There were 187 ulcerated tumours in the LMC (of 576 total examined, 32%) and 153 ulcerated in the VDI study (out of 391 total 39%). Ulceration was more common with increasing age in both the LMC and VDI data sets, and this was independent of other variables in the larger LMC data set (Table 1). Ulceration was more common in men but this was not independent of other factors. Vitamin D deficiency and smoking were independently associated with ulceration in the LMC as previously reported (Newton-Bishop et al., 2015). Increased body mass index (BMI) was associated with ulceration odds ratio (OR) 1.03 per BMI unit (1.00–1.05), p = .02 but, after taking into account vitamin D status, the effect size was less significant (OR 1.02 per unit [0.99–1.04] p = .2).
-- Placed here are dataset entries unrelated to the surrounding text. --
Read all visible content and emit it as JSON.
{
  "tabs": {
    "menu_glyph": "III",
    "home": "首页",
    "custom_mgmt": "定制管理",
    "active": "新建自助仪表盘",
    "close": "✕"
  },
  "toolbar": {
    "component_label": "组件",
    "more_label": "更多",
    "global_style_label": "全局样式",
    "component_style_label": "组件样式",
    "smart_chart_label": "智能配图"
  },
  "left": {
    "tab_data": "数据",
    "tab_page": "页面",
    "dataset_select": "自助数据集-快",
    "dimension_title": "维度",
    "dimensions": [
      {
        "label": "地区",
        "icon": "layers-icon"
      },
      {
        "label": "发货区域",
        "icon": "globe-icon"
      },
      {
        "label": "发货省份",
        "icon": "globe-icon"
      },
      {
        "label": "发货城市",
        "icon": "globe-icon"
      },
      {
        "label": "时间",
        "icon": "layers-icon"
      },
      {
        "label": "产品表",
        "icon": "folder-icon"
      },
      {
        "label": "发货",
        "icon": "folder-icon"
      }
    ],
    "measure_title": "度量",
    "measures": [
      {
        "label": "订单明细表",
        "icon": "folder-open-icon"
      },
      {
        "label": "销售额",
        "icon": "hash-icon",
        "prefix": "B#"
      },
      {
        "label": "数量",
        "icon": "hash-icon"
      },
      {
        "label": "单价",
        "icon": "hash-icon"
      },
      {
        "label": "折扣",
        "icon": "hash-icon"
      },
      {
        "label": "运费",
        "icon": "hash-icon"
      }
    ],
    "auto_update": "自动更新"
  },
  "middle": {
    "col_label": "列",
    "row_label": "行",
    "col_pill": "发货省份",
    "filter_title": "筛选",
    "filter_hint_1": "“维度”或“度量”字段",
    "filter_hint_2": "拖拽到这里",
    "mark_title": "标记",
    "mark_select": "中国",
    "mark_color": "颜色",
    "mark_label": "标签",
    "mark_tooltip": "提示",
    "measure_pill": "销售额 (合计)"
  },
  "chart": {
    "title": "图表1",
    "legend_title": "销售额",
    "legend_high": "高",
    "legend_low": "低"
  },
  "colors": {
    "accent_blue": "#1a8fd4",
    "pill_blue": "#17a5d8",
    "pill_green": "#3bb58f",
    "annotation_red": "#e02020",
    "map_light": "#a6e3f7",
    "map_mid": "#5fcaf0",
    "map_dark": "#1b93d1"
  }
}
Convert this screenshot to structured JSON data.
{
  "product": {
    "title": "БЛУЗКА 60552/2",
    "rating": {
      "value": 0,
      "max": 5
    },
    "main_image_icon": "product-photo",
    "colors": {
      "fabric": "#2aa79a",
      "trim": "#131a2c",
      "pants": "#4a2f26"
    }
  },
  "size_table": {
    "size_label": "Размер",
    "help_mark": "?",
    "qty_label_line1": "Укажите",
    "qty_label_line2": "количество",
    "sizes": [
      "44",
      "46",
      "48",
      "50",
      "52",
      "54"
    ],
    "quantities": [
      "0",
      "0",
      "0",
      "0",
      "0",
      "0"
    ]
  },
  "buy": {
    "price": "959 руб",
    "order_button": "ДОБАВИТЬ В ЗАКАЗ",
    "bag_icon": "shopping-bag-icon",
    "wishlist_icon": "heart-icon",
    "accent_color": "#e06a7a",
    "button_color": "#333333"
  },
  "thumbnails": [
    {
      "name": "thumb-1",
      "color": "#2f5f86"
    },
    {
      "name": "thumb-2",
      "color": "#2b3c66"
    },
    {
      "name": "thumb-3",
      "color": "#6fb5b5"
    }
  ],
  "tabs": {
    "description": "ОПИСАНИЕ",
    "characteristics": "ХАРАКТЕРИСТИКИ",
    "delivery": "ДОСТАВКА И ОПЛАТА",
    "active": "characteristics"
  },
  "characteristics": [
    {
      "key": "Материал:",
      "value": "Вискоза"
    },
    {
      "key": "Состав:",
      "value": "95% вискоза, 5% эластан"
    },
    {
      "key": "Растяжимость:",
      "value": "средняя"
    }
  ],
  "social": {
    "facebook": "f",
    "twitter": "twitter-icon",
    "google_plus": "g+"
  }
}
Although the VDI study was very much smaller (having only 18 type II diabetics and 26 current smokers) than the LMC therefore reducing statistical power, the VDI data were consistent with the previous observation of a role for vitamin D. The OR for ulceration in vitamin D deficiency was = 1.18 (0.42, 3.26), p = .8 and for MSS: hazard ratio (HR) = 1.48 (0.46, 4.81), p = .5, adjusted for age and sex. There was no significant association with sex or smoking and there was a borderline association between BMI and ulceration status in this data set (OR 1.03 [1.00, 1.04], p = .07) after adjusting for age and sex.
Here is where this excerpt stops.